Heute geht niemand mehr auf die Stör. Das Schusterhandwerk wurde von der Industrie verdrängt. Die Gummisohlen lösten Ende der fünfziger Jahre auch die mit Nägeln beschlagenen Sohlen ab, und so ist der Schuhmacher zum Schuhhändler geworden. Hans Unterholzner bekam die Verkaufslizenz und verlegte anfangs der Achtzigerjahre seine Tätigkeit in die neu errichtete „Alte Post“.
Er bedauert es immer mehr, dass das Schustern ein aussterbendes Handwerk geworden ist und möchte an zuständige Stellen appellieren, durch gezielte Maßnahmen den Beruf attraktiver darzustellen.

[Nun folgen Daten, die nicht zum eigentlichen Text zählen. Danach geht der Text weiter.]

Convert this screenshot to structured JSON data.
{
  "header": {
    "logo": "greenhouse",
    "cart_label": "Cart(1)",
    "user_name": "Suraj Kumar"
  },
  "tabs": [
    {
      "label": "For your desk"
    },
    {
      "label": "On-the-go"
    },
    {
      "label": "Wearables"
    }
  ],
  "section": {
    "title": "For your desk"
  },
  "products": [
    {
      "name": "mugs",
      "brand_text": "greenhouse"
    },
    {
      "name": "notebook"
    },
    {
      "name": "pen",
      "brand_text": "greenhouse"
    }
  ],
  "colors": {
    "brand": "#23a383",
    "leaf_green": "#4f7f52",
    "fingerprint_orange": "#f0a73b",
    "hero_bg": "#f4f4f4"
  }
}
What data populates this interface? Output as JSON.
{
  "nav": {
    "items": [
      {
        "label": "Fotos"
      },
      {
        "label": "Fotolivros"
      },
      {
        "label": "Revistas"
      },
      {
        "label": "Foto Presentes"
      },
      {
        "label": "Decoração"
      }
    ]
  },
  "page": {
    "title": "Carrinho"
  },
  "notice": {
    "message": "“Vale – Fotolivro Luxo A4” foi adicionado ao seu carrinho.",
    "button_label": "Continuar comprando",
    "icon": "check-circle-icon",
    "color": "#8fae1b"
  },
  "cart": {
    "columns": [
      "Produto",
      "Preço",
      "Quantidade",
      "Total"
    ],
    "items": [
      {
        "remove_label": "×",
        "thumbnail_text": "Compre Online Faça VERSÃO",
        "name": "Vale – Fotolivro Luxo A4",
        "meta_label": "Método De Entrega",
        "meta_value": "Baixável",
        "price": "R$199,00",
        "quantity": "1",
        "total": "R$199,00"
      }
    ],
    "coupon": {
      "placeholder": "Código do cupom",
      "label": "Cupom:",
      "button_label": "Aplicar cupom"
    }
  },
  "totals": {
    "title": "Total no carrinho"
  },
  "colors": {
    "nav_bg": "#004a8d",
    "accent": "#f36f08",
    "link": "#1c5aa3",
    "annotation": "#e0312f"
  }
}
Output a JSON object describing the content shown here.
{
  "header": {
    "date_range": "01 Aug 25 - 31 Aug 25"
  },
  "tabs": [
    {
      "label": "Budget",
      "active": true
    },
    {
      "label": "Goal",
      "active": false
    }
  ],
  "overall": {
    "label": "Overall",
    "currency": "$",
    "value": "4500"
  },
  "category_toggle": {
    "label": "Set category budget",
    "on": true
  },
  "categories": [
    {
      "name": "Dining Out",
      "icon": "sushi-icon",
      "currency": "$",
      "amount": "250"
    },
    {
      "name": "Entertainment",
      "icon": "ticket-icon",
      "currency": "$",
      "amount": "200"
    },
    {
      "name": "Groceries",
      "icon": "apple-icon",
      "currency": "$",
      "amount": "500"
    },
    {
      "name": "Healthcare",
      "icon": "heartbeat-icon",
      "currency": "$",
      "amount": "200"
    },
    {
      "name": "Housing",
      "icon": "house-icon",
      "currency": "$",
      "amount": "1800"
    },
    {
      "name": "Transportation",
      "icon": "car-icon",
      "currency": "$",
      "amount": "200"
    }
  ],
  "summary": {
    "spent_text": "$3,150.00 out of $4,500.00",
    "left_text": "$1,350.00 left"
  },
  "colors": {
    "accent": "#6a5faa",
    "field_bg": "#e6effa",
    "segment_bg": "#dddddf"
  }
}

Unter der Jägerschaft ist der Naturnser Handwerker als guter Kamerad geschätzt, weniger bekannt ist er als Filmer. Er hat auf seinen Wanderungen sämtliche Berghöfe und die Bauersleute bei der Arbeit, Tiere, Blumen und Besonderheiten der Natur gefilmt. Von seiner Sammlertätigkeit zeugen die Gerätschaften im Schaufenster seiner Werkstatt. Dort findet sich altes Schuhwerk vom Kriege bis auf den heutigen Tag. Mit Vorliebe zeigt Hans Unterholzner von ihm gefertigte Schmugglerschuhe, deutsche Wehrmachtsschuhe und Schuhe für Gebirgsjäger. Der bald Vierundachtzigjährige wird oft auf seinen Beruf angesprochen, er erzählt den Interessierten gerne von seinen Tätigkeiten und betont, dass er ganz sicher, auch heute, wieder Schuster werden würde.